Ein beschaulicher Urlaub in Indien. Mit einer missglückten Yoga-Übung beginnt Siebeneisens Pechsträne, die einmal um den Planeten führen wird. Für einen Maharadscha gilt es eine Steinfigur wieder zusammenzusetzen, deren Einzelteile vom legendären James Cooks in aller Herren Länder verstreut wurden. Unterstützung erhält er wie immer durch Wipperfürth, seinerseits durch einen Steißbeinbruch reiseunfähig aber mit neuer Homebase in der Faulen Kobra, wo selbige zu Gitarrenklängen aus ihrem Bastkorb erscheint. Eine turbulente Jagd nach der Heiligenfigur beginnt und Siebeneisen muss feststellen, wie leidensfähig der menschliche Körper doch sein kann, nicht nur Attacken von Vögel und wahrhaftige Begegnungen mit weißen Haien, sondern auch echte Eisbären erwarten ihn auf seiner Schatzsuche.
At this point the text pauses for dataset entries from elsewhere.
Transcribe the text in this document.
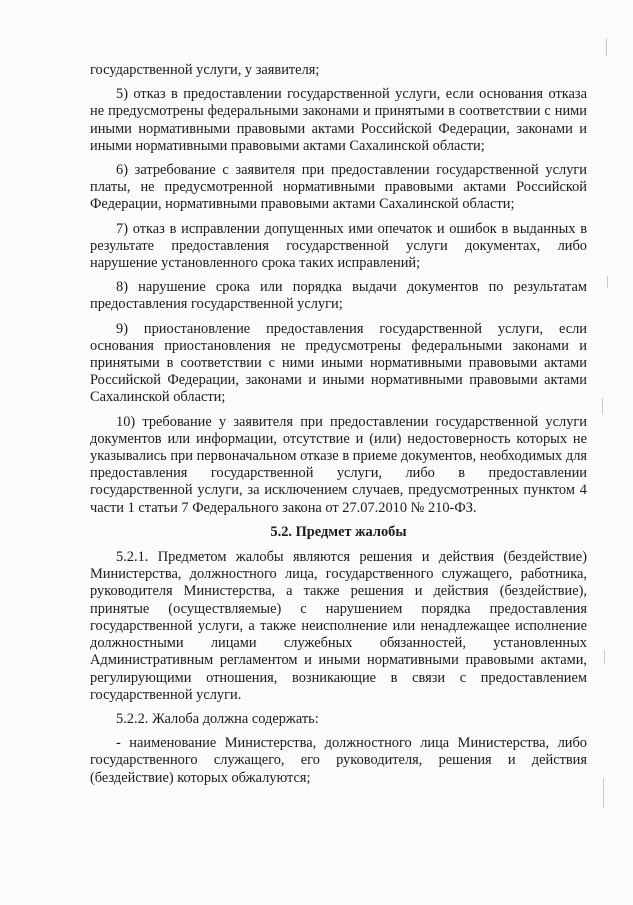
государственной услуги, у заявителя;

5) отказ в предоставлении государственной услуги, если основания отказа не предусмотрены федеральными законами и принятыми в соответствии с ними иными нормативными правовыми актами Российской Федерации, законами и иными нормативными правовыми актами Сахалинской области;

6) затребование с заявителя при предоставлении государственной услуги платы, не предусмотренной нормативными правовыми актами Российской Федерации, нормативными правовыми актами Сахалинской области;

7) отказ в исправлении допущенных ими опечаток и ошибок в выданных в результате предоставления государственной услуги документах, либо нарушение установленного срока таких исправлений;

8) нарушение срока или порядка выдачи документов по результатам предоставления государственной услуги;

9) приостановление предоставления государственной услуги, если основания приостановления не предусмотрены федеральными законами и принятыми в соответствии с ними иными нормативными правовыми актами Российской Федерации, законами и иными нормативными правовыми актами Сахалинской области;

10) требование у заявителя при предоставлении государственной услуги документов или информации, отсутствие и (или) недостоверность которых не указывались при первоначальном отказе в приеме документов, необходимых для предоставления государственной услуги, либо в предоставлении государственной услуги, за исключением случаев, предусмотренных пунктом 4 части 1 статьи 7 Федерального закона от 27.07.2010 № 210-ФЗ.

5.2. Предмет жалобы

5.2.1. Предметом жалобы являются решения и действия (бездействие) Министерства, должностного лица, государственного служащего, работника, руководителя Министерства, а также решения и действия (бездействие), принятые (осуществляемые) с нарушением порядка предоставления государственной услуги, а также неисполнение или ненадлежащее исполнение должностными лицами служебных обязанностей, установленных Административным регламентом и иными нормативными правовыми актами, регулирующими отношения, возникающие в связи с предоставлением государственной услуги.

5.2.2. Жалоба должна содержать:

- наименование Министерства, должностного лица Министерства, либо государственного служащего, его руководителя, решения и действия (бездействие) которых обжалуются;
Stefan Ninks Roman lässt sich an wie eine Detektivgeschichte auf Spuren des Seglers James Cook. Doch schon der umwerfend sympathische Umschlag – samt Kobra und Teeflecken – gibt unverhüllt zu, dass es nicht ganz so ernst zugehen wird. Die Odyssee wird begleitet von humoristischen Einlagen, Sprachwitz und schier zur Verzweiflung führendem Pech des Protagonisten, der seinerseits jedoch tapfer durchhält und auch ein wenig Glück auf seiner Seite hat. So absurd die Handlung so unterhaltsam die Sprachgewalt, mit der Stefan Nink erzählt. Treffsichere Formulierungen gepaart mit historischen Fakten und einem ausnahmslos außergewöhnlichen Figurenkabinett unterhalten den Leser auf beste Weise.